Angry Birds maker predicts the death of console gaming - kylelibra
http://venturebeat.com/2011/03/13/angry-birds-console-gaming/
======
anactofgod
People have been predicting the death of console gaming for decades. Console
games were supposed to have been dead in the early 1980s, replaced by the
explosive growth of affordable home computers. Then Nintendo released the NES.

Everything has its place and function. Specialized gaming hardware will likely
outperform general mobile platforms for years to come. I think either our
friends at Rovio expressed a simplistic view of gaming, or the nuances
Vesterbacka and Co. expressed were lost in translation. Or, the author of the
article removed any nuance that was expressed to make his job of writing an
article with a clear theme easier.

------
rhizome
Ooh, I love famous last words, especially when delivered from a totally-not-
self-serving position.

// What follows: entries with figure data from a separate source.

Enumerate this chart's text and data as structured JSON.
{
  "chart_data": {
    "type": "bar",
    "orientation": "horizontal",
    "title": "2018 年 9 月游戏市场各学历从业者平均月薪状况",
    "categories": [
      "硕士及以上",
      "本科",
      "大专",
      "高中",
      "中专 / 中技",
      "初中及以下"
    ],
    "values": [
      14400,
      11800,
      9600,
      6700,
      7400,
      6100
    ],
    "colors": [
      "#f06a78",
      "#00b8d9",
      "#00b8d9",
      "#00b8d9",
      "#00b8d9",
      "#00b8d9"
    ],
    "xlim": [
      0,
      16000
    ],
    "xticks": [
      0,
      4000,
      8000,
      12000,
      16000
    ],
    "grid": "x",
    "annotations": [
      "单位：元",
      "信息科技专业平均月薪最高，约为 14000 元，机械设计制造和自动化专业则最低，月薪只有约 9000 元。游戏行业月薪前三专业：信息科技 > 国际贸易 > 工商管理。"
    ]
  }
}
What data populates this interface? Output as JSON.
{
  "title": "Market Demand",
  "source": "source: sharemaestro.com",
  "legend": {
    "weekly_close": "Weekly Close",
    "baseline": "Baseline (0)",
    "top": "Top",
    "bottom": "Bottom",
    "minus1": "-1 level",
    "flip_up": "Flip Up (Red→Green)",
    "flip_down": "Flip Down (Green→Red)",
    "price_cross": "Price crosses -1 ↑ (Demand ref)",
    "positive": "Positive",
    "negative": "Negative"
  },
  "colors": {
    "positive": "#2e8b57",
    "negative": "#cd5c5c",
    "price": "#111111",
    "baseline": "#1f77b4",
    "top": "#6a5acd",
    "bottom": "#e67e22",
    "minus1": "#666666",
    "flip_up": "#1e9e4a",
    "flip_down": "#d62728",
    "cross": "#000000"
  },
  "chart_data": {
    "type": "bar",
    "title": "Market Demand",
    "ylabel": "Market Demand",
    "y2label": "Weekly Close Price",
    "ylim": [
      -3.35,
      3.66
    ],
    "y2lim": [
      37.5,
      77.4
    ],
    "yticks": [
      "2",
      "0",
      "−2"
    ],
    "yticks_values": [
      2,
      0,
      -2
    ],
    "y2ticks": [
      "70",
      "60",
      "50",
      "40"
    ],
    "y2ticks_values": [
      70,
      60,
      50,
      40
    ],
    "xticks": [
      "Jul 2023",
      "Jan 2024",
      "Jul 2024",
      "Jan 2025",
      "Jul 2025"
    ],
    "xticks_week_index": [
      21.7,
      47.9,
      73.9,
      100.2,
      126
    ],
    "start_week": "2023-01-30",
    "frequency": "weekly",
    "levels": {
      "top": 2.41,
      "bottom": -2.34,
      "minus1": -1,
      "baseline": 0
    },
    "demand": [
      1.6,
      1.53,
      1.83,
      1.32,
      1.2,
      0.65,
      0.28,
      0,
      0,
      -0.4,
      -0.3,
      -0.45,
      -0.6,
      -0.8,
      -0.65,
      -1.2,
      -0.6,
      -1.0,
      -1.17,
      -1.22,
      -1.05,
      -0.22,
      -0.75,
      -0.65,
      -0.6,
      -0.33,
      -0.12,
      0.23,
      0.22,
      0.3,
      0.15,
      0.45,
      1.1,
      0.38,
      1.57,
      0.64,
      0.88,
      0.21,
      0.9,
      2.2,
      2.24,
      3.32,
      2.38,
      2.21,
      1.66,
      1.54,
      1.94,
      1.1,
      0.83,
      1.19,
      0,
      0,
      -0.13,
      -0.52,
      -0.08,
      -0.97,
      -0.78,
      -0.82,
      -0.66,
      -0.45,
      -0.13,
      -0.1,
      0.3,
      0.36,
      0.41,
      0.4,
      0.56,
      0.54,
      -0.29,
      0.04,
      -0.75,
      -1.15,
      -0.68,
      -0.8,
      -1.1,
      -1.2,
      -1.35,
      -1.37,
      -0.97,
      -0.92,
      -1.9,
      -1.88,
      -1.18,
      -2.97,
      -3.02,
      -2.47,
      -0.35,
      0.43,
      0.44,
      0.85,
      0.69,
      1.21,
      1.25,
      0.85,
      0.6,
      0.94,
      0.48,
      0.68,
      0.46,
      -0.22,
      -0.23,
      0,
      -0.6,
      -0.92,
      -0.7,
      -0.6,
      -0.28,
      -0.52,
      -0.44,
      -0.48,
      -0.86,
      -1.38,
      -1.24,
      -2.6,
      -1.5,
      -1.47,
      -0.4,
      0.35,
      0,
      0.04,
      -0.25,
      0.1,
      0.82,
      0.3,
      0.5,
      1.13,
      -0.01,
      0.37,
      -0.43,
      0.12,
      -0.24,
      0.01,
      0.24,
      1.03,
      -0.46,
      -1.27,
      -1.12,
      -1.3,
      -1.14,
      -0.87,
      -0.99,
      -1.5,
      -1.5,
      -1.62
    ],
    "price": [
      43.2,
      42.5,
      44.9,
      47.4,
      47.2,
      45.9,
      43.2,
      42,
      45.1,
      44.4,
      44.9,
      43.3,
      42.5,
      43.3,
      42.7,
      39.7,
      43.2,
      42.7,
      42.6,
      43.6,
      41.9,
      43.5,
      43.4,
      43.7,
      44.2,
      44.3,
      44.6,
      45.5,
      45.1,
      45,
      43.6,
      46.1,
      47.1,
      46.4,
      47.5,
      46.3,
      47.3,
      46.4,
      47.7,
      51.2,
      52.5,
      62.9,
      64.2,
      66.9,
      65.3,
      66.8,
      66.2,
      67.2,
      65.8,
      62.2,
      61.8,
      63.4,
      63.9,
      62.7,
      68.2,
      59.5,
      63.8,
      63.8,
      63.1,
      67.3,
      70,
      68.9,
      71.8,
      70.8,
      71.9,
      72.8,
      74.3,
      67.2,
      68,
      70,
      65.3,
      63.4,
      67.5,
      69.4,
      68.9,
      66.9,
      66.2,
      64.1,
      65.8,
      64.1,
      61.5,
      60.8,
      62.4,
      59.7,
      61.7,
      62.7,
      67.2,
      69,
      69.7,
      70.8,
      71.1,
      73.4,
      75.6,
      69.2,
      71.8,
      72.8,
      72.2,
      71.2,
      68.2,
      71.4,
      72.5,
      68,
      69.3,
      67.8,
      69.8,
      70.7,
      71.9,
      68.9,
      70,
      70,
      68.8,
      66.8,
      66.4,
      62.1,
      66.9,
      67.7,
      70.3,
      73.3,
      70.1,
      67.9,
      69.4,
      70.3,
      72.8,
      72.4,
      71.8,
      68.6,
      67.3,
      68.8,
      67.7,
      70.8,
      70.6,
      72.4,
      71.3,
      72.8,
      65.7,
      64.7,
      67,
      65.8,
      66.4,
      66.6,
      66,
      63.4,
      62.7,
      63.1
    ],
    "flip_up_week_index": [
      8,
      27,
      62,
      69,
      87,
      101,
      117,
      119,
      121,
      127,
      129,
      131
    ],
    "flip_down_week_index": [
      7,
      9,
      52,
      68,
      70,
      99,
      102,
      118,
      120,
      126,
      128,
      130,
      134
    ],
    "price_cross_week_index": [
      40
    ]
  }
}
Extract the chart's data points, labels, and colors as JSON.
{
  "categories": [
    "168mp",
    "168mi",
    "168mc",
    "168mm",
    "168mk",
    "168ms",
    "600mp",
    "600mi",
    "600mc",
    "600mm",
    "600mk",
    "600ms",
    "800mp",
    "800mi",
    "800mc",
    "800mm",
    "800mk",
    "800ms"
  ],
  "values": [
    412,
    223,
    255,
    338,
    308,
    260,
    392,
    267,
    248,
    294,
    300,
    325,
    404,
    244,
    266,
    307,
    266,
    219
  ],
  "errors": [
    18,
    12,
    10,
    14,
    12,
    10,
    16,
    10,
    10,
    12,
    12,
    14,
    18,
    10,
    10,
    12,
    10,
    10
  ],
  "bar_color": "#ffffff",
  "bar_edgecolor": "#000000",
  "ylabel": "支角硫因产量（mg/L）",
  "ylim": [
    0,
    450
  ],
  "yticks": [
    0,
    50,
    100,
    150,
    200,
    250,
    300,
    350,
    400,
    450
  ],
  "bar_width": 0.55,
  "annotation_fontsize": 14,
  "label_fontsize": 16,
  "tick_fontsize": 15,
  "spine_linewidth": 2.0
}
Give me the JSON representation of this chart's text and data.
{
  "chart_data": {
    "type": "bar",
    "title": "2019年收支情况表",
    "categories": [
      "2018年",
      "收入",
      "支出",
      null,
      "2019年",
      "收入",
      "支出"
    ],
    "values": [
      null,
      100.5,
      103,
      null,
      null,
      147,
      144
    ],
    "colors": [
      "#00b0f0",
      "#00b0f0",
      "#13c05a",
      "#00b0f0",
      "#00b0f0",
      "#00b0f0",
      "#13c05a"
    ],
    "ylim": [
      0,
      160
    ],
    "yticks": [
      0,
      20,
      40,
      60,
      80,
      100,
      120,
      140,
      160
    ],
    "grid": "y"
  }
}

Remember when EA bought Pogo and it revolutionized
their business? Me neither.

Mr. Vesterbacka has just received a new chunk of change in the hopes of making
a real go of it in the game software world, of course he's going to try and
hack down the elephant in the room. It's a hallmark of ambitious VC-backed
companies to overreach in a very public way, generating press and announcing
their arrival as a Very Serious Player (Trip Hawkins look out). Let me know
when Rovio starts making Very Small Game Studio dollars and we can start
talking about market power.

Heck, it remains to be seen whether they're even more than a self-duplicating
one-hit Zynga clone. Blah blah blah, now I'm contributing to the publicity.